An example of framing and the power of language

The image of Obama, a Democrat and the nation’s first black president, and Boehner, a Republican from working-class Midwest roots, tackling a package that would affect government benefits for millions and the progressivity standards of the whole tax code is extraordinary.

via Debt talks blow up – David Rogers – POLITICO.com.

The above sentence frustrates me. It contrasts “the nation’s first black president” with “from working-class Midwest roots” as if they are mutually exclusive (or at least a dichotomy similar to Democrat and Republican).

The Midwest has black residents, too, Politico. Barack Obama is one of them. Or did you mean to say “a white Republican in Congress, which is not a first at all”?

The way journalists frame issues and people has a profound effect on the way the public (readers, listeners, viewers) perceive those issues and people. We have a responsibility to our audience, just as much as to our subjects and our profession, to use fair and accurate language.

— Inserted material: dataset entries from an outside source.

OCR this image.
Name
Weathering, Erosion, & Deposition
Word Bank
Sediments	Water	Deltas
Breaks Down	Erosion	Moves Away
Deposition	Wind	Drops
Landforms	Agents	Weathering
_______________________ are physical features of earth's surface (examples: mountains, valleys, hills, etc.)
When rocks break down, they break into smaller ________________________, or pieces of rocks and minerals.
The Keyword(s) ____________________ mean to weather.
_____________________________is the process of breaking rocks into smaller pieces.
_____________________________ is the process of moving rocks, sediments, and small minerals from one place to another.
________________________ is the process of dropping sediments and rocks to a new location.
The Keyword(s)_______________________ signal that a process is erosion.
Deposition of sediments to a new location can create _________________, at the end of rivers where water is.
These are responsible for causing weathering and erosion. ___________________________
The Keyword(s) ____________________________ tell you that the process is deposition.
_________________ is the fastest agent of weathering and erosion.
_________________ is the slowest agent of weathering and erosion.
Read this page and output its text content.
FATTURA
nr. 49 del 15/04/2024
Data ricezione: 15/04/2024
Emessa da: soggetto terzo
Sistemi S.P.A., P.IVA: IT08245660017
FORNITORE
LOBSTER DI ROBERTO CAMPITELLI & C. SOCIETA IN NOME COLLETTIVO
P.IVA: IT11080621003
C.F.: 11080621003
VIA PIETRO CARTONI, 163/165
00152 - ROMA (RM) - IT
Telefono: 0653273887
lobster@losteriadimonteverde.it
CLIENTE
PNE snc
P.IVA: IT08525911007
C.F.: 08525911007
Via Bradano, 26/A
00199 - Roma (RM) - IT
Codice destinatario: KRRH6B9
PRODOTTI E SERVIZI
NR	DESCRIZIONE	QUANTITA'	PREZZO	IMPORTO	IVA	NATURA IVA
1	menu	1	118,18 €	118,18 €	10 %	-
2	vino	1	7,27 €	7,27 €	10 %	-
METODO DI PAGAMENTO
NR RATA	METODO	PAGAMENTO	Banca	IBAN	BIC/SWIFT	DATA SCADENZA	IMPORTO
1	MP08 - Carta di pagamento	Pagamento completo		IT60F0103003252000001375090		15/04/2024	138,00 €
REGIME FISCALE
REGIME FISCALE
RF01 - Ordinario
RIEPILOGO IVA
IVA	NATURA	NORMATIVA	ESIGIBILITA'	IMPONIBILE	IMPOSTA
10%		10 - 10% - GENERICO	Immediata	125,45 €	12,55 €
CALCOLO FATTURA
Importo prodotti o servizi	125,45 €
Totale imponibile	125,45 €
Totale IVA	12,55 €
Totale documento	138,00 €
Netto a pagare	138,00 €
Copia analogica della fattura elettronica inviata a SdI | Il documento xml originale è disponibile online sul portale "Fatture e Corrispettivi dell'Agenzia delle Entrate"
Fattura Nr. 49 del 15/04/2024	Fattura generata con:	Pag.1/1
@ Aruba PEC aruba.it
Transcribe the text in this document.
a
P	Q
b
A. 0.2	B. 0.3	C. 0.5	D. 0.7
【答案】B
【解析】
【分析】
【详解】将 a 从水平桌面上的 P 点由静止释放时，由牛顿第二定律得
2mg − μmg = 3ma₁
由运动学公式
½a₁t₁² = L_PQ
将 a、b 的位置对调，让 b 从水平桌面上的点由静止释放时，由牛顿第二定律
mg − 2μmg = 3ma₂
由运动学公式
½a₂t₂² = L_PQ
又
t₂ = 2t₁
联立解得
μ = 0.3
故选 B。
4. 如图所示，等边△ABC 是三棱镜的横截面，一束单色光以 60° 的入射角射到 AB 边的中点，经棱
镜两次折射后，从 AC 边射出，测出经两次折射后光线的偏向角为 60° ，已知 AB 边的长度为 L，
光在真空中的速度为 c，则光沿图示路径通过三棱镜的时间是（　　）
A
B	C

On a related note, one of my brilliant WWU journalism professors, Carolyn Nielsen, tweeted a while back about widespread media usage of the term “gay marriage” (instead of the more fair and accurate term “marriage equality,” or even just the more accurate “same-sex marriage”). She wondered, in the tweet, when the shift would happen. Soon, I hope.

Today’s media risk becoming a feedback loop rather than reporters of substantive information. But that’s a larger topic for another day.